While the Golden Section and the Golden Rectangle represent static forms of natural and man-made aesthetic beauty and function, the representation of an aesthetically pleasing dynamism, an orderly progression of growth or progress, is more effectively made by one of the most remarkable forms in the universe, the Golden Spiral.
The Golden Spiral
A Golden Rectangle can be used to construct a Golden Spiral. Any Golden Rectangle, as in Figure 3-5, can be divided into a square and a smaller Golden Rectangle, as shown in Figure 3-6. This process theoretically can be continued to infinity. The resulting squares we have drawn, which appear to be whirling inward, are marked A, B, C, D, E, F and G.
The dotted lines, which are themselves in golden proportion to each other, diagonally bisect the rectangles and pinpoint the theoretical centre of the whirling squares. From near this central point, we can draw the spiral shown in Figure 3-7 by connecting with a curve the points of intersection for each whirling square, in order of increasing size. As the squares whirl inward and outward, their connecting points trace out a Golden Spiral.
Figure 3-6
Figure 3-7
At any point in the evolution of the Golden Spiral, the ratio of the length of the arc to its diameter is 1.618. The diameter and radius, in turn, are related by 1.618 to the diameter and radius 90° away, as illustrated in Figure 3-8.
Figure 3-8
The Golden Spiral, which is a type of logarithmic, or equiangular, spiral, has no boundaries and is a constant shape. From any point along it, the spiral proceeds infinitely in both the outward and inward directions. The centre is never met, and the outward reach is unlimited. The core of the logarithmic spiral in Figure 3-8, if viewed through a microscope, would have the same look as its expansion would from light years away.

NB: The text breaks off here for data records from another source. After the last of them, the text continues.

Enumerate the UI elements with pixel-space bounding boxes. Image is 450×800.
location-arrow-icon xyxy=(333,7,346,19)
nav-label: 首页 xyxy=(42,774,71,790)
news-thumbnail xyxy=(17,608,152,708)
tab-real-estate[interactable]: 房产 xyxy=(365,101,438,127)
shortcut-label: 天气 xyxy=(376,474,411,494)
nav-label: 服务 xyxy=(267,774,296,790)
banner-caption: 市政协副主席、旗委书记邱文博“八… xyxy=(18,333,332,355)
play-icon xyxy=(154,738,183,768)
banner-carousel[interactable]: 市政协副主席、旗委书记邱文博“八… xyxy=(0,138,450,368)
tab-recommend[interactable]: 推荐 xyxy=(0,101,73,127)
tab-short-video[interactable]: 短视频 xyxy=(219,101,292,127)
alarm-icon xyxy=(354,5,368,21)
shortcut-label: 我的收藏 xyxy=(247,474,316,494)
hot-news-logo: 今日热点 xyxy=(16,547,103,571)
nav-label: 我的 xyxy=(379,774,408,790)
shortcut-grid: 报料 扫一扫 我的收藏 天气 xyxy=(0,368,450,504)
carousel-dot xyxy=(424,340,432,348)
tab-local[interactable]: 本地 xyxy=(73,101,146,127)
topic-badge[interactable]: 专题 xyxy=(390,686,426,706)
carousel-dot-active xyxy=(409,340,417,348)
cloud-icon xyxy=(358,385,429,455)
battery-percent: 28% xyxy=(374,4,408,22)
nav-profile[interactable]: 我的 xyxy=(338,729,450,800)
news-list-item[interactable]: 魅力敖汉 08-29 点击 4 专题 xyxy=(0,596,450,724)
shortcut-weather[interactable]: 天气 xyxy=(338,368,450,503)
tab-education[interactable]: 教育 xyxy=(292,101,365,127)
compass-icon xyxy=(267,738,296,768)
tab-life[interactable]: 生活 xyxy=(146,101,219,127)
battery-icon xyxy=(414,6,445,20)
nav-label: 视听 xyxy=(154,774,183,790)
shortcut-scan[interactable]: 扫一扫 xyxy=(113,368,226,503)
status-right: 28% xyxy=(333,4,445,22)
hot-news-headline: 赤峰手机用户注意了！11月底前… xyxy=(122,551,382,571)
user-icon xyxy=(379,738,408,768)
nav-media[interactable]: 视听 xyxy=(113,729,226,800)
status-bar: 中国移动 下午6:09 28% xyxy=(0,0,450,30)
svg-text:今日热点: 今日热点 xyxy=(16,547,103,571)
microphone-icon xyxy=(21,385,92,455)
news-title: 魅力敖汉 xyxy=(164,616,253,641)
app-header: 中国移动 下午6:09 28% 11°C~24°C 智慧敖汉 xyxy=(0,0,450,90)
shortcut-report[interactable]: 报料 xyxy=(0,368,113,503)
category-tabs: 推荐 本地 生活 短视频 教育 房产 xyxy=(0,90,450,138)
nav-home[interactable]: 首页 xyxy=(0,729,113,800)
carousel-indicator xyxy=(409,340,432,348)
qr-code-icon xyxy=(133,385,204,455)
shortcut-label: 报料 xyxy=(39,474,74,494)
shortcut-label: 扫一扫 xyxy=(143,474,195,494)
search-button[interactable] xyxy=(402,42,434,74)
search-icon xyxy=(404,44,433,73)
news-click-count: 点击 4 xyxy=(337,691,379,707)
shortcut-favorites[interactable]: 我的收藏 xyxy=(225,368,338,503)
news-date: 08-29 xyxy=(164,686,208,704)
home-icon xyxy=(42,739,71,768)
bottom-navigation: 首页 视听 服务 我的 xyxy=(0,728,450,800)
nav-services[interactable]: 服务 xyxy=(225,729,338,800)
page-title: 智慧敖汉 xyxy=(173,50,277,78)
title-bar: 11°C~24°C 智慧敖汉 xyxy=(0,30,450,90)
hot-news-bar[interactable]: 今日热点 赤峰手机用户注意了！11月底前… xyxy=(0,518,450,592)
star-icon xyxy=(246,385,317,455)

While Euclidean geometric forms (except perhaps for the ellipse) typically imply stasis, a spiral implies motion: growth and decay, expansion and contraction, progress and regress. The logarithmic spiral is the quintessential expression of natural growth phenomena found throughout the universe. It covers scales as small as the motion of atomic particles and as large as galaxies. As David Bergamini, writing for Mathematics (in Time-Life Books’ Science Library series) points out, the tail of a comet curves away from the sun in a logarithmic spiral. The epeira spider spins its web into a logarithmic spiral. Bacteria grow at an accelerating rate that can be plotted along a logarithmic spiral. Meteorites, when they rupture the surface of the Earth, cause depressions that correspond to a logarithmic spiral. An electron microscope trained upon a quasi crystal reveals logarithmic spirals. Pine cones, sea horses, snail shells, mollusk shells, ocean waves, ferns, animal horns and the arrangement of seed curves on sunflowers and daisies all form logarithmic spirals. Hurricane clouds, whirlpools and the galaxies of outer space swirl in logarithmic spirals. Even the human finger, which is composed of three bones in a Golden Section to one, takes the spiral shape of the dying poinsettia leaf (see Figure 3-9) when curled. In Figure 3-9, we see a reflection of this cosmic influence in numerous forms. Eons of time and light years of space separate the pine cone and the galaxy, but the design is the same: a logarithmic spiral, a primary shape governing natural dynamic structures. Most of the illustrated forms involve the Fibonacci ratio, whether precisely or roughly. For example, the pine cone and sunflower have a Fibonacci number of units in their whorls; a quasi crystal displays the five-pointed star; and the radii of a Nautilus shell expand at a rate of a 1.6-1.7 multiple per half cycle. The logarithmic spiral spreads before us in symbolic form as one of nature’s grand designs, a force of endless expansion and contraction, a static law governing a dynamic process, sustained by the 1.618 ratio, the Golden Mean.